Presentation: Directing a Swarm of Agents for Fun and Profit
This matters because enterprise architecture decisions around AI, data, and platform engineering define long-term competitiveness and operational efficiency.
Presentation: Directing a Swarm of Agents for Fun and Profit
Adrian Cockcroft explains the transition from cloud-native to AI-native development. He shares his "director-level" approach to managing swarms of autonomous agents using tools like Cursor and Claude Flow. Discussing...
Editorial Analysis
The shift from cloud-native to AI-native architecture represents a fundamental change in how we decompose problems. Instead of orchestrating microservices, we're now directing autonomous agents that make decisions within bounded contexts. This matters for data teams because our traditional separation between transformation logic and application logic collapses.
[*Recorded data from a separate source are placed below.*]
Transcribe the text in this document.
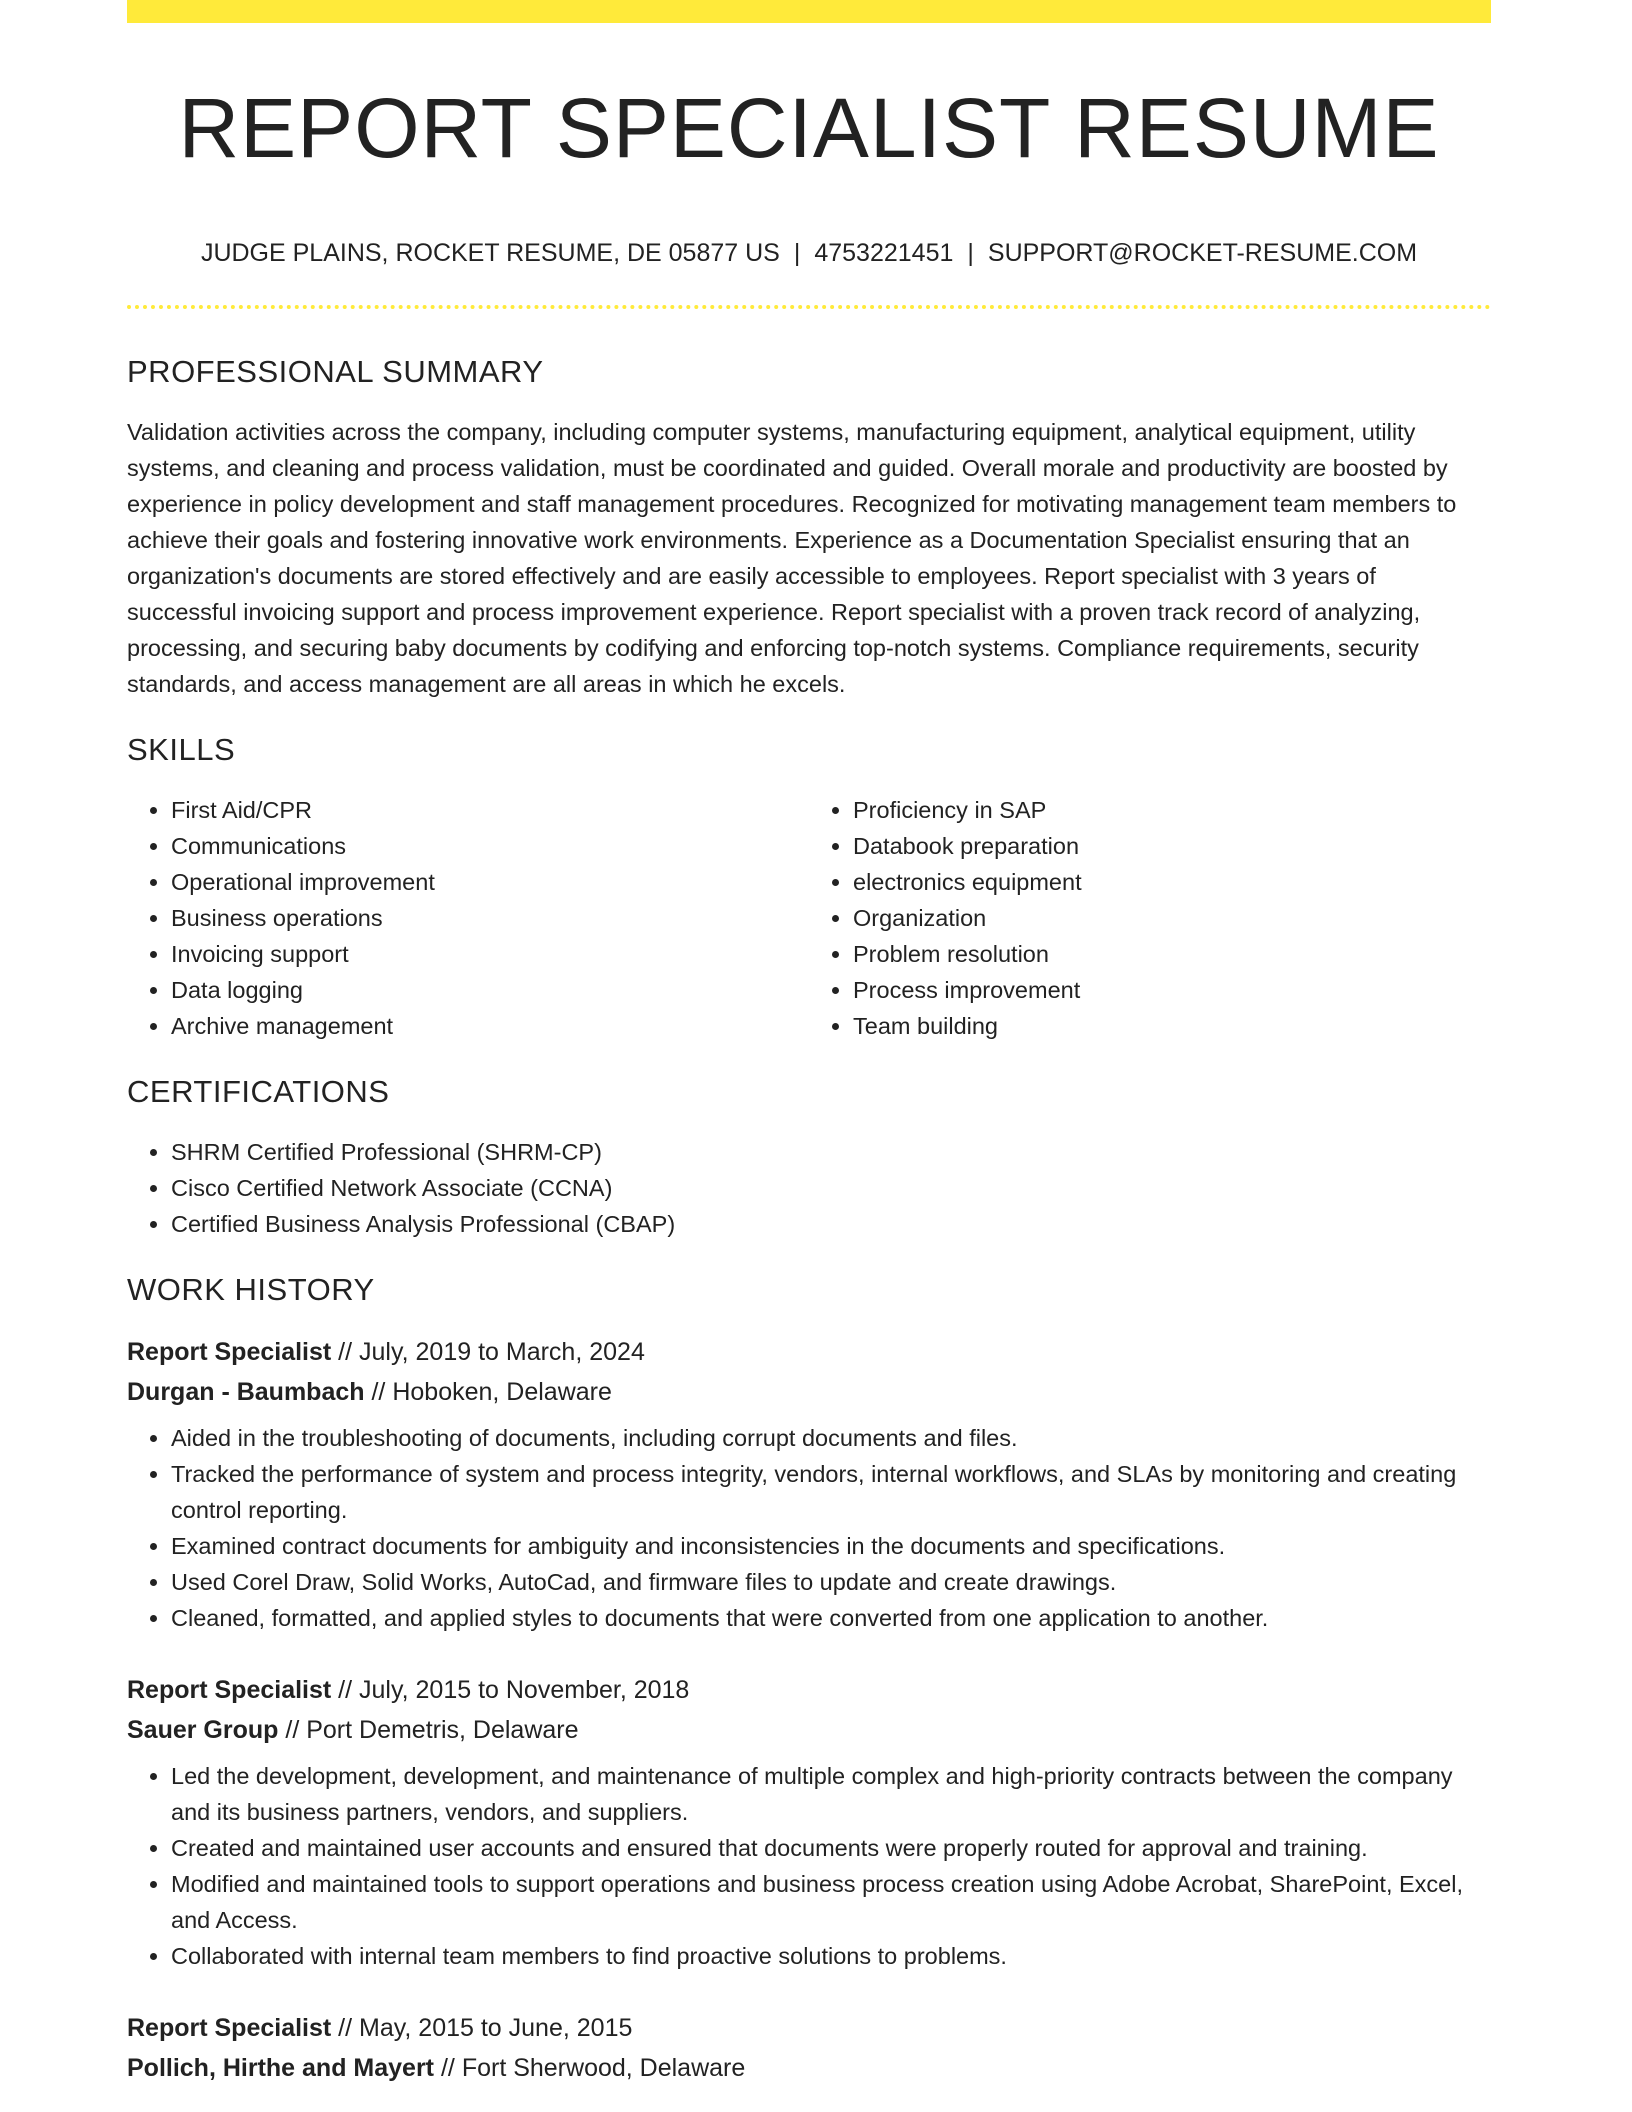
REPORT SPECIALIST RESUME
JUDGE PLAINS, ROCKET RESUME, DE 05877 US | 4753221451 | SUPPORT@ROCKET-RESUME.COM
PROFESSIONAL SUMMARY

Validation activities across the company, including computer systems, manufacturing equipment, analytical equipment, utility systems, and cleaning and process validation, must be coordinated and guided. Overall morale and productivity are boosted by experience in policy development and staff management procedures. Recognized for motivating management team members to achieve their goals and fostering innovative work environments. Experience as a Documentation Specialist ensuring that an organization's documents are stored effectively and are easily accessible to employees. Report specialist with 3 years of successful invoicing support and process improvement experience. Report specialist with a proven track record of analyzing, processing, and securing baby documents by codifying and enforcing top-notch systems. Compliance requirements, security standards, and access management are all areas in which he excels.

SKILLS
• First Aid/CPR
• Communications
• Operational improvement
• Business operations
• Invoicing support
• Data logging
• Archive management
• Proficiency in SAP
• Databook preparation
• electronics equipment
• Organization
• Problem resolution
• Process improvement
• Team building
CERTIFICATIONS
• SHRM Certified Professional (SHRM-CP)
• Cisco Certified Network Associate (CCNA)
• Certified Business Analysis Professional (CBAP)
WORK HISTORY
Report Specialist // July, 2019 to March, 2024
Durgan - Baumbach // Hoboken, Delaware
• Aided in the troubleshooting of documents, including corrupt documents and files.
• Tracked the performance of system and process integrity, vendors, internal workflows, and SLAs by monitoring and creating control reporting.
• Examined contract documents for ambiguity and inconsistencies in the documents and specifications.
• Used Corel Draw, Solid Works, AutoCad, and firmware files to update and create drawings.
• Cleaned, formatted, and applied styles to documents that were converted from one application to another.
Report Specialist // July, 2015 to November, 2018
Sauer Group // Port Demetris, Delaware
• Led the development, development, and maintenance of multiple complex and high-priority contracts between the company and its business partners, vendors, and suppliers.
• Created and maintained user accounts and ensured that documents were properly routed for approval and training.
• Modified and maintained tools to support operations and business process creation using Adobe Acrobat, SharePoint, Excel, and Access.
• Collaborated with internal team members to find proactive solutions to problems.
Report Specialist // May, 2015 to June, 2015
Pollich, Hirthe and Mayert // Fort Sherwood, Delaware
When Claude or Cursor agents autonomously generate and execute queries, we lose explicit lineage tracking and governance checkpoints we've relied on for years. The practical implication: data engineers must shift from building pipelines to building guardrails—implementing validation layers, audit trails, and cost controls around agent-generated operations. The director-level approach Cockcroft describes isn't new conceptually; it mirrors supervisor patterns in distributed systems. What's different is the velocity of change and the opacity of decision-making. My recommendation is to invest immediately in agent observability infrastructure before agents proliferate across your organization. This includes tracing agent-to-data interactions, capturing decision rationale, and establishing clear boundaries around what data agents can access or modify. Without this foundation now, you'll inherit compliance nightmares later.